Quarterly Corn Update

Our economists give a long-term outlook on the corn market with a peak into our balance sheets.

corn harvest
corn harvest

The 2024-25 crop year has wrapped up with ending stocks coming in higher than anticipated, largely due to an unexpected drop in feed and residual use in the final quarter of the year, though a bigger than expected 2024 crop played a role in that as well. Demand remained robust in both ethanol and especially in exports in the final quarter of the crop year. Importers actively took advantage of low corn prices, importing corn at a historic pace into the final days of the crop year. Ending stocks totaled 1.533 billion bushels, down from our July forecast of 1.29 billion bushels. The weakness seen in price despite seemingly robust demand says the cash market was not fooled by forecast tight stocks. However, the weakness in price led to continued robust export demand.

The biggest change on the balance sheet for the 2025 crop year since our last update is acres. USDA unexpectedly increased acres in their August report after incorporating FSA acres into their supply assumptions. USDA went on to again increase acres in their September report, putting corn acres at 98.728 million planted acres, the highest in decades. Our yield assumptions have not changed much. While USDA’s estimate has ranged from 188.8 in August to 186.7 in September, our estimate has not changed much. Following the Pro Farmer Crop Tour, we increased our estimate to 182.7 bushels per acre and continue to feel that is a reasonable assumption. With the ongoing U.S. government shutdown, USDA has not released a production estimate since September, though we feel their yield assumptions will be lowered when an updated figure is eventually released, whether that is in the November reports or the Annual Production Summary in January.

corn acreage nov 2025.png
(Doane Agricultural Services)

Corn demand continues to be record strong. Inspections data that has persisted despite the shutdown continues to indicate demand is strong for spot corn. As does both the spread and cash markets. Our demand assumptions for the 2025-26 crop year has increased alongside the crop size. We now forecast 2025-26 demand at 15.908 billion bushels, a record and up from 15.385 billion in our previous forecast, topping 2024-25 use at 15.122 billion. Exports make up for the bulk of the increase, though use increased in each of the top categories. Relatively low crop prices and robust ethanol demand are expected to keep corn for ethanol use high. Feed use is expected to increase as well. Historically, feed use follows total supply at a ratio between 34% and 36% and is impacted by the quality of the corn crop, availability of alternative feeds and livestock numbers. We are placing 33.4% of total supply into the feed forecast, or 6.013 billion bushels. The sheer size of the crop and limited number of cattle in the U.S. causes us to be hesitant to increase our forecast much above that mark at this juncture.

Ethanol is the next largest use category. Crushers continue to take advantage of low corn prices and healthy crushing margins to operate at capacity. Ethanol use has remained historically high but has dipped modestly since the start of the year amid uncertainty regarding renewable fuel policy. We are forecasting ethanol use stronger from a year ago as actual use will be subject to global energy prices, which have been quite volatile with the ongoing conflicts in the Black Sea and Middle East.

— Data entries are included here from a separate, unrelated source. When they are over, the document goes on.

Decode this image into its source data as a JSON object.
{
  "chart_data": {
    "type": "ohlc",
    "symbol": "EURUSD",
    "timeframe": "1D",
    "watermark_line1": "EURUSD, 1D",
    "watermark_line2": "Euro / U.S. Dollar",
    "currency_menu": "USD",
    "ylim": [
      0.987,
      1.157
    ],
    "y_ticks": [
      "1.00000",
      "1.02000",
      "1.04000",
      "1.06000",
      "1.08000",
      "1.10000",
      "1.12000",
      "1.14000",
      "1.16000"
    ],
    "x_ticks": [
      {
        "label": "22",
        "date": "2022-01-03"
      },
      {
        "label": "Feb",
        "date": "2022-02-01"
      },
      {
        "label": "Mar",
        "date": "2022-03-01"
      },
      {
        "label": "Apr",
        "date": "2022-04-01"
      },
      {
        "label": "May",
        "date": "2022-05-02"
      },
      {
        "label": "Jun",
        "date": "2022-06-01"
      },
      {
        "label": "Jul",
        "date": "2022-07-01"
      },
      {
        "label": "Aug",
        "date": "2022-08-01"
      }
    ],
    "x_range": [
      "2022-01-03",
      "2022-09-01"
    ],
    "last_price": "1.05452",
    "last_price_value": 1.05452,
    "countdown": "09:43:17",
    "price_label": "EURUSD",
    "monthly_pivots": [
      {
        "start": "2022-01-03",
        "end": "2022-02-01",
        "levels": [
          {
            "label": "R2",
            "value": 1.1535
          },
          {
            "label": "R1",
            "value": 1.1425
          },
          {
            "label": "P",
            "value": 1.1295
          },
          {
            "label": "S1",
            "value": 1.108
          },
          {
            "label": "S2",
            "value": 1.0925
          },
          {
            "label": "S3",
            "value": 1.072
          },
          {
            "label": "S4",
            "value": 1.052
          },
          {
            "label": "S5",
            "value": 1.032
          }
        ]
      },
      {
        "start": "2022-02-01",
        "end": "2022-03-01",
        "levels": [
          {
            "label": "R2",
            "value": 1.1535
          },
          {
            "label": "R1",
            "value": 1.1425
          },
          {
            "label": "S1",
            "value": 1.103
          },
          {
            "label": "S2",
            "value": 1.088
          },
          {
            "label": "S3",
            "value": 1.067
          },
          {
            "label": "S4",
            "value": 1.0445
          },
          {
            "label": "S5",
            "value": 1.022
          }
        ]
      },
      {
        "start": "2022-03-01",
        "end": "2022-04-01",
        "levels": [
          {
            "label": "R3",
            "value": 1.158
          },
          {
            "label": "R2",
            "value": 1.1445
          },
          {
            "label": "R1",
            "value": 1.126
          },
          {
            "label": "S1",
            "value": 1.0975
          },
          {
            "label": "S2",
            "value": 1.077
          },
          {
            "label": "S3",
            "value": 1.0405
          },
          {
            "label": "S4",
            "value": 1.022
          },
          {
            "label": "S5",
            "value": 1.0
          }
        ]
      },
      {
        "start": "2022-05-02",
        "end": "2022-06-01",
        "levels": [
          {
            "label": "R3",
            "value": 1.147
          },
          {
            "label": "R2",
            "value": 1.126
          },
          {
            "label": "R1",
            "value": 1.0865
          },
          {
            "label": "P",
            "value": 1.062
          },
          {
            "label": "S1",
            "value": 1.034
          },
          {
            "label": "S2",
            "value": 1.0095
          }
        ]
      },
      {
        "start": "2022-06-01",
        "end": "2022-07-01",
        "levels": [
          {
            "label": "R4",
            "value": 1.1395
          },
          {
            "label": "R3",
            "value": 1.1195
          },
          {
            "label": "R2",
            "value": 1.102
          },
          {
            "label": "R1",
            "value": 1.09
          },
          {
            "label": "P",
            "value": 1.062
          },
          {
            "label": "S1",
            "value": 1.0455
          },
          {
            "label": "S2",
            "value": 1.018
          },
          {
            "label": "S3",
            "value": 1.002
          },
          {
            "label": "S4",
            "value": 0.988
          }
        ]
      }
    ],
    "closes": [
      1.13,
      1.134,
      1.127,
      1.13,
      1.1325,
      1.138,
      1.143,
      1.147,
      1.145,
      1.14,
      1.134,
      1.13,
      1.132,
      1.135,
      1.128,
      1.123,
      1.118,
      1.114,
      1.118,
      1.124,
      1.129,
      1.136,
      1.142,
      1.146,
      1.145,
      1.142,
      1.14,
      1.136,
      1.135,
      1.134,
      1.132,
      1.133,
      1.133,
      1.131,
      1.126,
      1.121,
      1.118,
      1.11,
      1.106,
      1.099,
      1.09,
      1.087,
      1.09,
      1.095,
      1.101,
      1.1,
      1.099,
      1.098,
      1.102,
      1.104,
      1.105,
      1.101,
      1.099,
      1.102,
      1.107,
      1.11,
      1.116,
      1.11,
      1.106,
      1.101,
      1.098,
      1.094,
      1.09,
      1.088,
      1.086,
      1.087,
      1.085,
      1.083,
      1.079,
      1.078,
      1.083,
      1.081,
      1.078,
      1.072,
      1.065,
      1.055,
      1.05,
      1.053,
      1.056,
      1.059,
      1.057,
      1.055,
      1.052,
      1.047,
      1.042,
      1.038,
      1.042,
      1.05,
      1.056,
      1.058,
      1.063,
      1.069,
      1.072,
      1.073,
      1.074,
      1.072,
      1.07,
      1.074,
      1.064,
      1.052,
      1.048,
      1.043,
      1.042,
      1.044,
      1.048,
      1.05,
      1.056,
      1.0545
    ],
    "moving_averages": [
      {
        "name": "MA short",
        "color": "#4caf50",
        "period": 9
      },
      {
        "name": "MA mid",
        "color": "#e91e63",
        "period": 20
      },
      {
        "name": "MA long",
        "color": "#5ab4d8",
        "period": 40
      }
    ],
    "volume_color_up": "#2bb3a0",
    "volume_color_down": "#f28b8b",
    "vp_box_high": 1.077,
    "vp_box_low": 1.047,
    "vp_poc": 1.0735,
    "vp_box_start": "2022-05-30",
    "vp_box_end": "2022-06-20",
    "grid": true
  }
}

Exports continue to prove robust. While sales data has been nil, inspections continue to pace above the historic pace needed to achieve the current USDA export forecast. Agriculture has a front-row seat on trade and several of the deals made in the last several months have row-crops written in the deal. That will help keep exports running strong throughout the marketing year. Our export forecast is 2.95 billion bushels, up from our previous forecast of 2.6 billion and above last year at 2.835 billion.

corn exports nov 25.png
(Doane Agricultural Services)

Ending stocks project to 2.1 billion bushels. Our previous forecast was 1.76 billion. Higher acres was the big differentiator between the two, but higher beginning stocks contributed to the shift as well. The stocks-to-use ratio projects to 13.2%, above average and above 10.1% in 2024-25. Farm level cash prices are projected to average $4.35, modestly above last year.

corn s&d Nov 2025.png
(Doane Agricultural Services)

In our long-range forecasts, corn plants are seen as falling steadily to near 90 million acres. That would be similar to 2013 to 2020 when planting average about 90 million acres after coming off years when prices were higher. Relatively lower prices is likely to discourage producers from planting as many acres as possible, particularly in “fringe acres” that are less productive. Soybeans are seen as taking a higher share of acres as demand has proven robust and continues to grow domestically. Acres are seen as falling to 94.0 million acres in 2026, well below this year but above our prior forecast of 90.0 million.

Trend yield forecast continue to be more conservative than those made by USDA analysts who project the 2028/29 corn yield to 189.0 bushels compared to our forecast of 185.0 bushels per acre. This year has effectively broken the “yield ceiling” that had plagued the prior decade. Corn yields look to overcome the 180.0 bushels per acre mark for the first time.